J.J. Abrams filma todo como si quisiera atrapar las imágenes que soñó desde la infancia, convierte la cinta en un juego de espejos con las originales. La mecánica de los blockbusters acá cobra sentido, adquiere peso. Porque sí, The force awakens está llena de fan service, pero usa todo aquello con una extraña inteligencia y con algo de candor. Han y Leia están viejos y arrasados, pero sus heridas están a la vista y apenas pueden con ellas, al punto de ser incapaces de verbalizarlas. Los nuevos protagonistas (Finn y Rey) tienen sus propios traumas: su identidad está definida desde aquello de lo que huyen, como si la cinta fuese sobre cómo funciona su educación sentimental, mientras le abren la puerta a un universo de monstruos y maravillas. Y ahí está J.J. Abrams, haciendo que el juego de reflejos de la cinta adquiera profundidad. Las mejores escenas de la cinta están compuestas a partir de ese doble fondo, se hunden en diálogos de citas y referencias para emerger por sí solas: el droide BB-8 hablándole a un R2D2 en estado de suspensión, un padre y un hijo que se abrazan sobre un abismo de metal mientras un sol se apaga, el desierto que atraviesa Rey a diario, las viejas mirillas medio Atari de los cañones del Halcón Milenario, la escaramuza final sobre la Starkiller Base, que reproduce el momento exacto en que Luke lanza un misil al centro de la Estrella de la Muerte en la primera película.
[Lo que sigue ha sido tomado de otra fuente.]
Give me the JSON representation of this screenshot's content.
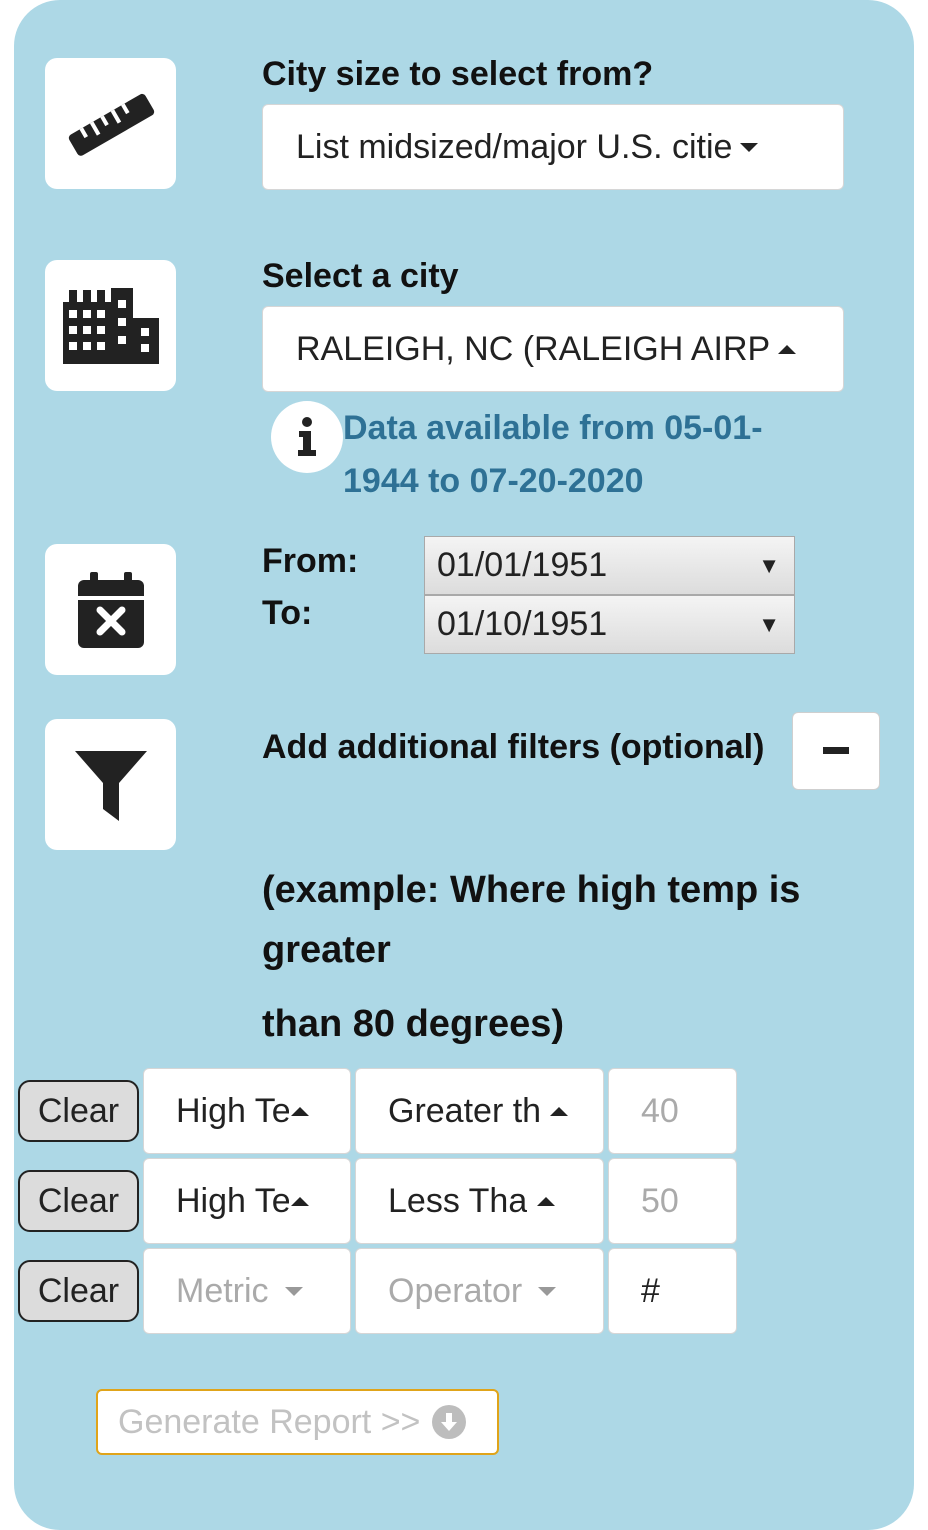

Así, The force awakens construye líneas de continuidad, frases y gestos que adquieren su sentido en la medida de que se revelan como ecos de algo que ya vimos, pero que aspira a adquirir un nuevo valor. Eso sucede porque Abrams está haciendo en realidad pura fan fiction. Filmando el mundo que soñó alguna vez, sabe que lo más importante de lo que narra es el sentido de pertenencia que pueda darle, la posibilidad de adscribir a un colectivo invisible, a una comunidad que cruza décadas y que, como buen mito o mejor franquicia, ha crecido al punto de poder prescindir totalmente de sus creadores originales. En ese mito, él mismo no se diferencia de los fanáticos ni del público. Ha comprendido el carácter democrático de lo que va a contar porque sabe que no es suyo, que es algo que les pertenece a los otros tanto como a sí mismo. En eso, es idéntico a los fanáticos que hoy repletan la sala, pues no hay diferencia alguna entre los disfraces hechos a mano y los cientos de millones de dólares que costó la cinta. Ambas cosas son lo mismo. Ambas cosas participan de los ritos de la utopía de una ficción común, de fantasías escapistas que no son tales porque habitan en un lugar tejido con los jirones de la cultura pop, la lengua común de los mitos contemporáneos y los fragmentos secretos de la memoria privada.